Kalau kita berbaik sangka, kemungkinan dua partai ini belum mau terang-terangan menyatakan dukungan mereka kepada PKS. Partai yang sejak 2009 lalu selalu mengisi kursi kepala daerah di Kota Padang. Dimulai saat kadernya Mahyeldi menjadi Wakil Wali Kota mendampingi Wali Kota Fauzi Bahar yang dilantik 2009. Lalu Mahyeldi menjadi Wali Kota Padang 2014 dan 2019. Kini, jabatan itu lepas, karena Wako dan Wawako sama-sama berasal dari PAN.
Jikapun PKS, NasDem dan Demokrat bergabung memilih Hendri Susanto, jumlah kursi mereka hanya 16 kursi. Masih bersisa 29 kursi yang dikuasai partai-partai lainnya. Melakukan lobi tambahan pun riskan, karena yang akan diajak tentunya partai yang secara garisan, tidak akan berkoalisi dengan PKS di Pilpres mendatang.
Banyak yang menyampaikan hal ini di media sosial, selain menyatakan putusnya jejak kepemimpinan PKS di Kota Padang. Ada yang membawa-bawa, kalau Demokrat dan NasDem belum menunjukkan kekompakan dengan PKS. Karena, terang-terangan terlihat tidak mendukung pasangan koalisi mereka.
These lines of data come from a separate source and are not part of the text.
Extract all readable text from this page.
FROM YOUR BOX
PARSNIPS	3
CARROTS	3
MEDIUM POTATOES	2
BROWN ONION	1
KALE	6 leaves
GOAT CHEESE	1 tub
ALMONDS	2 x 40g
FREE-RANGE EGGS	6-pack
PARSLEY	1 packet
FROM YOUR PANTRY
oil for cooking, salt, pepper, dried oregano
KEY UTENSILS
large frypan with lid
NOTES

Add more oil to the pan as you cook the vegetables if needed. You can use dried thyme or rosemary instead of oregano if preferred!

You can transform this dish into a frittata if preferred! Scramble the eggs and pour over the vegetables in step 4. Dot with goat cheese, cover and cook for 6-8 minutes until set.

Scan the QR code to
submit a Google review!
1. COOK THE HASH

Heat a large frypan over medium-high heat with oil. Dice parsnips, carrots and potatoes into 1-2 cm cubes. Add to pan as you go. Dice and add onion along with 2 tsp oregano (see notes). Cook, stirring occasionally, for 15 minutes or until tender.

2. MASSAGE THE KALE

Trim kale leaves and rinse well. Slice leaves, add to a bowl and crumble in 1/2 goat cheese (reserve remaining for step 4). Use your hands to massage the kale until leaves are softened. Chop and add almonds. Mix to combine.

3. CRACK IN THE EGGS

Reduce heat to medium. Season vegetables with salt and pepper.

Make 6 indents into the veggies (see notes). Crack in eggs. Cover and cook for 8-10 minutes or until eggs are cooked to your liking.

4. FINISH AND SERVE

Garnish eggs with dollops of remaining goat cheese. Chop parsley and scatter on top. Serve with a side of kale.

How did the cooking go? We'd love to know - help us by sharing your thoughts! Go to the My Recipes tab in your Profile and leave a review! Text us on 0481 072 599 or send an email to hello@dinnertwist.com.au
Meski pemilihan katanya “tertutup” di DPRD Padang. Namun, hasil yang terpampang menyatakan, kalau NasDem-Demokrat juga memilih Ekos Albar.
Sampai hari ini, belum terlihat apa “pembelaan” dua partai ini pascakegagalan PKS memenangkan Pilwawako Padang ini. Meski awalnya, banyak yang mengira, karena yang pergi adalah Mahyeldi dari PKS, maka yang tinggal adalah jatah PKS. Karena, Hendri Septa sejak awal dari PAN dan sekarang menjabat Ketua DPD PAN Kota Padang.
Sayang, yang terjadi tidak semulus itu. Karena, PAN juga menyatakan minat dan mengajukan calon untuk Pilkada tak langsung ini. Meski sejak awal, sudah banyak yang memprediksi, siapapun yang diajukan PAN, maka itulah pemenangnya. Berbeda cerita, kalau yang diajukan berasal dari PKS keduanya. Karena memang, yang “kosong” harusnya PKS. PAN sudah naik kelas dari Wawako menjadi Wako.
Sehari setelah kekalahan itu, PKS memperlihatkan sikap kesatra mereka. Meski kalah telak dalam pemilihan di DPRD Padang. Kekalahan yang mungkin tidak terperdiksi setelak itu. Minimal, mereka sudah punya kawan koalisi Pilpres yang sama-sama mengusung Anies Baswedan. Begitu juga partai-partai lain yang saat ini terlihat “berkoalisi” dengan PKS di tingkat Provinsi Sumbar.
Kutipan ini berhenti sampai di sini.